Sade, concert d'enfers inaugurait d'autre part un travail sur les grandes figures de l'excès. La création de mon poème dramatique, Mingus, Cuernavaca, avec un orchestre de jazz, en a constitué la deuxième étape.
En 1991, la proposition des metteurs en scène Hervé Tougeron et Dominique Colladant d'écrire une pièce sur les huit dernières années de la vie de Gilles de Rais, m'a fourni l'occasion - attendue - de poursuivre dans cette voie.

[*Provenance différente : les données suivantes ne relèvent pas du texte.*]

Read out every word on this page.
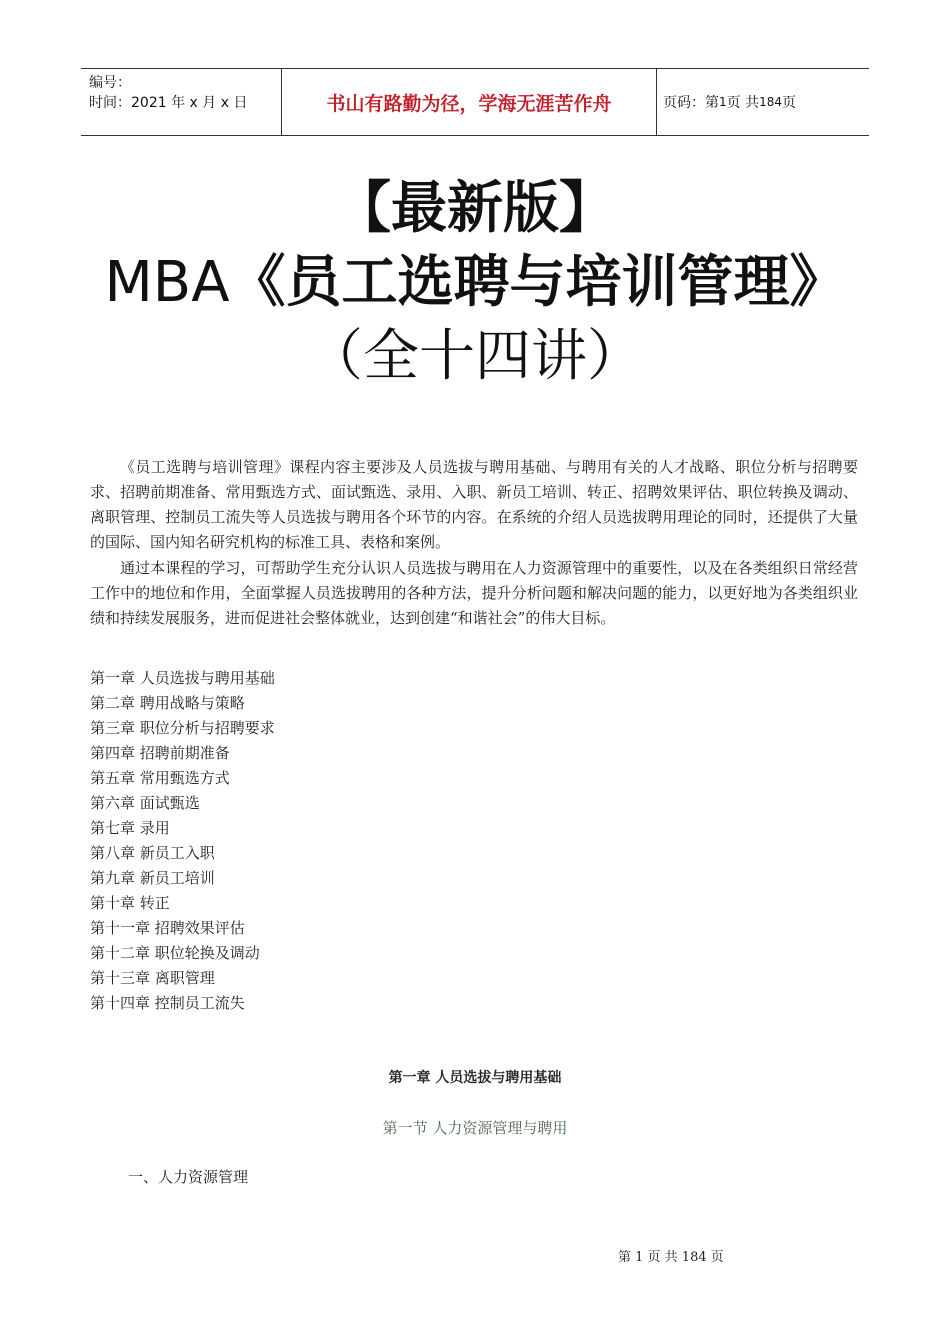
编号：
时间：2021 年 x 月 x 日	书山有路勤为径，学海无涯苦作舟	页码：第 1 页 共 184 页
【最新版】
MBA《员工选聘与培训管理》
（全十四讲）

《员工选聘与培训管理》课程内容主要涉及人员选拔与聘用基础、与聘用有关的人才战略、职位分析与招聘要求、招聘前期准备、常用甄选方式、面试甄选、录用、入职、新员工培训、转正、招聘效果评估、职位转换及调动、离职管理、控制员工流失等人员选拔与聘用各个环节的内容。在系统的介绍人员选拔聘用理论的同时，还提供了大量的国际、国内知名研究机构的标准工具、表格和案例。

通过本课程的学习，可帮助学生充分认识人员选拔与聘用在人力资源管理中的重要性，以及在各类组织日常经营工作中的地位和作用，全面掌握人员选拔聘用的各种方法，提升分析问题和解决问题的能力，以更好地为各类组织业绩和持续发展服务，进而促进社会整体就业，达到创建“和谐社会”的伟大目标。

第一章 人员选拔与聘用基础
第二章 聘用战略与策略
第三章 职位分析与招聘要求
第四章 招聘前期准备
第五章 常用甄选方式
第六章 面试甄选
第七章 录用
第八章 新员工入职
第九章 新员工培训
第十章 转正
第十一章 招聘效果评估
第十二章 职位轮换及调动
第十三章 离职管理
第十四章 控制员工流失
第一章 人员选拔与聘用基础
第一节 人力资源管理与聘用
一、人力资源管理
第 1 页 共 184 页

De même que l'histoire de D.A.F. de Sade se confond avec celle des Lumières, dont il a constitué l'explosif permanent contrepoint, de même encore que la biographie de Mingus coïncide avec celle du jazz moderne (de la naissance du bop à la mort du free), de même la vie de Gilles de Rais nous raconte-t-elle l'agonie du Moyen Âge. Compagnon d'armes de Jeanne d'Arc lors de la libération d'Orléans, élevé au rang de Maréchal, porteur de la sainte-fiole au sacre de Charles VII, le seigneur de Rais vécut en héros les ultimes sursauts d'une féodalité déchiquetée par la guerre de Cent Ans, ou plus exactement l'effondrement d'une certaine idée de la chevalerie, par, notamment, la réorganisation rationnelle et la centralisation à marche forcée du royaume de France.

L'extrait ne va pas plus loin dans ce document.